Despite the fact that our software is safe, some security software will flag Freecause software as untrusted software. We were able to identify the problem and our team is contacting Avast.

We suggest adding freecause.com as trusted site for your antivirus software at this time.

We will inform you when the problem is resolved.

Best Regards,
FreeCause Support

Just a quick update.

Anybody noticed that there are NO “DING DING DING Warning Threat Has Been Detected” ?
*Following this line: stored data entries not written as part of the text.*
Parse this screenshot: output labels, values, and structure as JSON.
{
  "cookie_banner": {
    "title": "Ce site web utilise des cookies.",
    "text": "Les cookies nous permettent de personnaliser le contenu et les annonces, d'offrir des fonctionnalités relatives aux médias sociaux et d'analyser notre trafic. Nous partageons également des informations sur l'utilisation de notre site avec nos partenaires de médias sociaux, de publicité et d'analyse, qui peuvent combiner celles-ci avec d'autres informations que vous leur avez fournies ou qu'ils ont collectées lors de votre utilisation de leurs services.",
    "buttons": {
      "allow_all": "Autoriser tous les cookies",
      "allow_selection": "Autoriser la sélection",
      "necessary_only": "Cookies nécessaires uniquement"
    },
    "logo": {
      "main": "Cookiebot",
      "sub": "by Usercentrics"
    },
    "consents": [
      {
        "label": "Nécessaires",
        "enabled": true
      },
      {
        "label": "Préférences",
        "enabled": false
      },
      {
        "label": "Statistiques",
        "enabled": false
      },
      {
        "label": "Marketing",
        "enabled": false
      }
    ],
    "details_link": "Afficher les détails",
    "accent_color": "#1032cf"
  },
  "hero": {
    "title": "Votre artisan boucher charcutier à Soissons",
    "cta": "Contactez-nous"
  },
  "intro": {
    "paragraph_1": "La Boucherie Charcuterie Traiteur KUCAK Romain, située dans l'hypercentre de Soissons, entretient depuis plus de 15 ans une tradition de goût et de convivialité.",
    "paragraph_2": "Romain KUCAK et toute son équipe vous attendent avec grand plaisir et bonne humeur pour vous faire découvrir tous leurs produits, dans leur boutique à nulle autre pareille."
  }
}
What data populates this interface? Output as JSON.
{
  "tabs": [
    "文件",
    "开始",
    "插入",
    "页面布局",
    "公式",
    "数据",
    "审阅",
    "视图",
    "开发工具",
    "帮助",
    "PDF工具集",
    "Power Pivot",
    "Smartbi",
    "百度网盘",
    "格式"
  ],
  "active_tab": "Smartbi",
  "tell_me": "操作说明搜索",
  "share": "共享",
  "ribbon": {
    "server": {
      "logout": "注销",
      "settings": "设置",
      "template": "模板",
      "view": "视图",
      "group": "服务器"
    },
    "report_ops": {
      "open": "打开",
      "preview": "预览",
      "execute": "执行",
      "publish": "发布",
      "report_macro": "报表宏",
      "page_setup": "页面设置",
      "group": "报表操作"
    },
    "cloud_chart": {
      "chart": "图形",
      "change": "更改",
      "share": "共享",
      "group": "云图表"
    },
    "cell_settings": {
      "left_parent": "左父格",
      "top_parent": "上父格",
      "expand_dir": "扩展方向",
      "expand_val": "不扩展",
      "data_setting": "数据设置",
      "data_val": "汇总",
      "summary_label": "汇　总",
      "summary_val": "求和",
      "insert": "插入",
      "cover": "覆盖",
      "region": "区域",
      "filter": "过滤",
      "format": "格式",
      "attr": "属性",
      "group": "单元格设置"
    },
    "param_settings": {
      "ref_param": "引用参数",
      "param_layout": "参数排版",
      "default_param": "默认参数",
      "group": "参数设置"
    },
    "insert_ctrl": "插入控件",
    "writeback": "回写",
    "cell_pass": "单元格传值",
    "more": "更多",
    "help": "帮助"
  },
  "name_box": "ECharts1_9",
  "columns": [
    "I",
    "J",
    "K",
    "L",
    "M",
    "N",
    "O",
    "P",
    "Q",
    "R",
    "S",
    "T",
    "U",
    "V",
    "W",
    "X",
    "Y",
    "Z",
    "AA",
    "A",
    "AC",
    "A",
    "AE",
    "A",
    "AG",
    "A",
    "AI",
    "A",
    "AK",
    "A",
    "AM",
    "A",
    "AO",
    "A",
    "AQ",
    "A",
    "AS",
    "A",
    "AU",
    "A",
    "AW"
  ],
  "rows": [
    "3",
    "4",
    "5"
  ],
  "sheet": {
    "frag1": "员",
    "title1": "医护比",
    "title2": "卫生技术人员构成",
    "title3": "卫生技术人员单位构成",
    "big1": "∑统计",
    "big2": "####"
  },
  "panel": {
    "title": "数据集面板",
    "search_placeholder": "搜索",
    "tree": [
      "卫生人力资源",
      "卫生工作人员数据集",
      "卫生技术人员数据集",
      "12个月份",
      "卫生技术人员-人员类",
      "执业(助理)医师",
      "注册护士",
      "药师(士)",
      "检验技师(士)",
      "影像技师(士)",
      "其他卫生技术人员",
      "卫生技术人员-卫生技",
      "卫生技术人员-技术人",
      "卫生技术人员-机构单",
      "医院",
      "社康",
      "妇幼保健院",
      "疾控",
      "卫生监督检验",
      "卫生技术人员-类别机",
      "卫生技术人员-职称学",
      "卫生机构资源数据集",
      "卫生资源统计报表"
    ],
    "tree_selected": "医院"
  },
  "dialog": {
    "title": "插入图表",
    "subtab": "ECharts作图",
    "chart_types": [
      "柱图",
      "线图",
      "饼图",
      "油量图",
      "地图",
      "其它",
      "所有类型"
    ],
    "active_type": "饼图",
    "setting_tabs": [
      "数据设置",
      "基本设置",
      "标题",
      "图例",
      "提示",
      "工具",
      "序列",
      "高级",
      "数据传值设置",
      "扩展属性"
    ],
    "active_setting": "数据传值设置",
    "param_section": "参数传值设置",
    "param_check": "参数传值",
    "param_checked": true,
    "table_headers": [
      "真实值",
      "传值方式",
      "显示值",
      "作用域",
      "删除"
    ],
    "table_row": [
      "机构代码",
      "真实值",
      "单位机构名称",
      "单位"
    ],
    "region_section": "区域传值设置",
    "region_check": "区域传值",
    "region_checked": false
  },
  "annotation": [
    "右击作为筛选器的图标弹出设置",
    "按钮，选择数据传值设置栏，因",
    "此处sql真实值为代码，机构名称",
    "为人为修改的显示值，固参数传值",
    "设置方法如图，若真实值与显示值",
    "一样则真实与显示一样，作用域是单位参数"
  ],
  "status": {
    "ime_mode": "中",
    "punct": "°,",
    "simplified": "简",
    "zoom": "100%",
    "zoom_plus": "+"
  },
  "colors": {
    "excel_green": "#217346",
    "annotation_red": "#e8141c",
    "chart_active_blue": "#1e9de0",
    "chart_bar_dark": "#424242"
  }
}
I guess somebody must have fixed it. (I just turned on the sound) ;D

The site has a long ongoing history of launching malware from 2011-11-02 15:09:2 to 012-10-19 21:57:26
unknown_html_RFI_php malware and unknown_html_google_malware has been present there, longest time of malware activity 510 hours,
latest malware activity episodes 1 to 0.1 hrs. Website must be vulnerable to remote file injection attacks and needs hardening against this.
At the moment I get a Unable to properly scan your site. Site returning error (40x): HTTP/1.1 400 Bad Request
Your configuaration is lax adn there are issues…
Search for STOR, APPEND give in & ggf. to check on the IPs 174.37.58.238 174.37.58.237 DNS type A…

polonus

I’m not getting an alert on the toolbarservice.freecause.com sub-domain and it still redirects to the toolbarservice.freecause.com/2.6/ directory, but I get a blank page and no page source. So perhaps they have taken down this /2.6/ directory data, but avast is no longer alerting on the sub-domain as before.

I have re-enabled the Toolbar on Firefox and Chrome and there is no longer any Malware detection warnings. So not sure what has happened but I’m glad it has!